Re: Enhancement Idea - Optional PGO+LTO build for btrfs-progs

From: Qu Wenruo <quwenruo.btrfs@gmx.com>
To: DanglingPointer <danglingpointerexception@gmail.com>,
	linux-btrfs@vger.kernel.org
Subject: Re: Enhancement Idea - Optional PGO+LTO build for btrfs-progs
Date: Wed, 14 Jul 2021 15:57:29 +0800	[thread overview]
Message-ID: <2a29adba-8451-7550-a6f1-835be431953b@gmx.com> (raw)
In-Reply-To: <db80b801-9e7d-ce2b-15dd-84b30faf19cd@gmail.com>

On 2021/7/14 下午3:34, DanglingPointer wrote:
> "Why would you think btrfs-progs is the one needs to optimization?"
>
> Perhaps I should have written more context.  When the data migration was
> taking a very long time (days); and the pauses due to "btrfs-transacti"
> blocking all IO including nfsd.  We thought, "should we '$ btrfs scrub
> <mount>' to make sure nothing had gone wrong?"
>
> Problem is, scrubbing on the whole RAID5 takes ages!

First thing first, if your system may hit unexpected power loss, or disk
corruption, it's highly recommended not to use btrfs RAID5.

(It's OK if you build btrfs upon soft/hard RAID5).

Btrfs raid5 has its write-hole problem, meaning each power loss/disk
corruption will slightly degrade the robustness of RAID5.

Without enough such small degradation, some corruption will no longer be
repairable.
Scrub is the way to rebuild the robustness, so great you're already
doing that, but I still won't recommend btrfs RAID5 for now, just as the
btrfs(5) man page shows.

Another reason why btrfs RAID5 scrub takes so long is, how we do full fs
scrub.

We initiate scrub for *each* device.

That means, if we have 4 disks, we will scrub all 4 disks separately.

For each device scrub, we need to read all the 4 stripes to also make
sure the parity stripe is also fine.

But in theory, we only need to read such RAID5 stripe once, then all
devices are covered.

So you see we waste quite some disk IO to do some duplicated check.

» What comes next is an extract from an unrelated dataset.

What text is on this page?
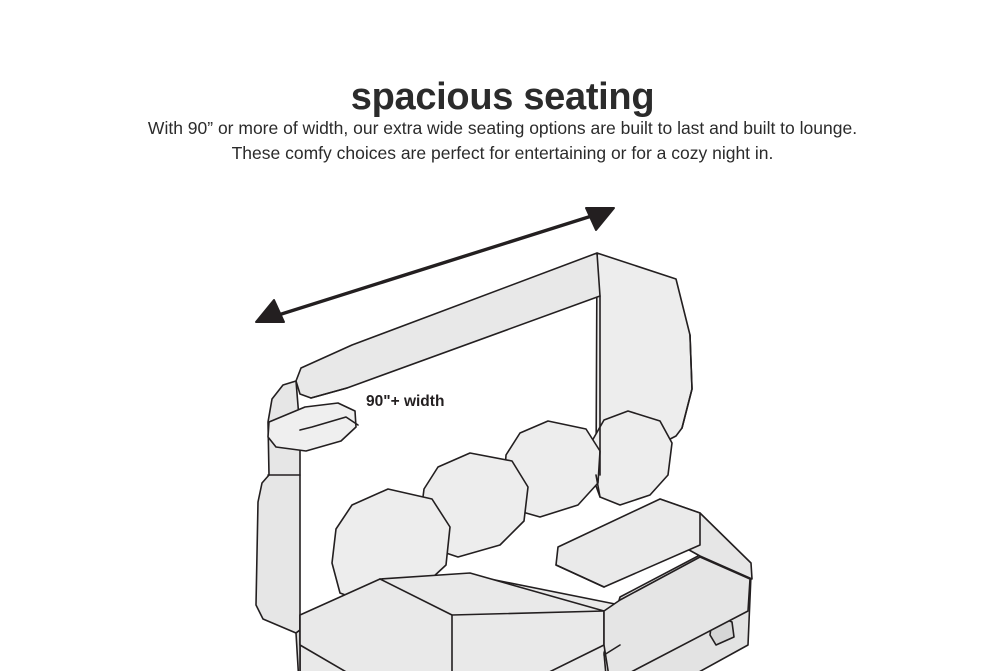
spacious seating
With 90” or more of width, our extra wide seating options are built to last and built to lounge.
These comfy choices are perfect for entertaining or for a cozy night in.
90"+ width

That's also another reason we recommend RAID1/RAID10.
During scrubbing of each device, we really only need to read from that
device, and only when its data is corrupted, we will try to read the
other copy.

This has no extra IO wasted.

Thanks,
Qu

>  If we did one disk
> of the array only it would at least sample a quarter of the array with a
> quarter chance of detecting if something/anything had gone wrong and
> hopefully won't massively slow down the on-going migration.
>
> We tried it for a while on the single drive and it did indeed have 2x
> the scrubbing throughput but it was still very slow since we're talking
> multi-terrabytes on the single disk!  I believe the ETA forecast was ~3
> days.
>
> Interestingly scrubbing the whole lot (whole RAID5 array) in one go by
> just scrubbing the mount point is a 4day ETA which we do regularly every
> 3 months.  So even though it is slower on each disk, it finishes the
> whole lot faster than doing one disk at a time sequentially.
>
> Anyways, thanks for informing us on what btrfs-progs does and how 'scrub
> speed' is independent of btrfs-progs and done by the kernel ioctls (on
> the other email thread).
>
> regards,
>
> DP
>
> I thought btrfs scrub was part of btrfs-progs.  Pardon my ignorance if
> it isn't.
>
>
> On 14/7/21 3:00 pm, Qu Wenruo wrote:
>>
>>
>> On 2021/7/14 上午10:51, DanglingPointer wrote:
>>> Recently we have been impacted by some performance issues with the
>>> workstations in my lab with large multi-terabyte arrays in btrfs.  I
>>> have detailed this on a separate thread.  It got me thinking however,
>>> why not have an optional configure option for btrfs-progs to use PGO
>>> against the entire suite of regression tests?
>>>
>>> Idea is:
>>>
>>> 1. configure with optional "-pgo" or "-fdo" option which will configure
>>>     a relative path from source root where instrumentation files will go
>>>     (let's start with gcc only for now, so *.gcda files into a folder).
>>>     We then add the instrumentation compiler option
>>> 2. build btrfs-progs
>>> 3. run every single tests available ( make test &&  make test-fsck &&
>>>     make test-convert)
>>> 4. clean-up except for instrumentation files
>>> 5. re-build without the instrumentation flag from point 1; and use the
>>>     instrumentation files for feedback directed optimisation (FDO) (for
>>>     gcc add additional partial-training flag); add LTO.
>>
>> Why would you think btrfs-progs is the one needs to optimization?
>>
>> From your original report, there is nothing btrfs-progs related at all.
>>
>> All your work, from scrub to IO, it's all handled by kernel btrfs module.
>>
>> Thus optimization of btrfs-progs would bring no impact.
>>
>> Thanks,
>> Qu
>>>
>>> I know btrfs is primarily IO bound and not cpu.  But just thinking of
>>> squeezing every last efficiency out of whatever is running in the cpu,
>>> cache and memory.
>>>
>>> I suppose people can do the above on their own, but was thinking if it
>>> was provided as a configuration optional option then it would make it
>>> easier for people to do without more hacking.  Just need to add warnings
>>> that it will take a long time, have a coffee.
>>>
>>> The python3 configure process has the process above as an optional
>>> option but caters for gcc and clang (might even cater for icc).
>>>
>>> Anyways, that's my idea for an enhancement above.
>>>
>>> Would like to know your thoughts.  cheers...
>>>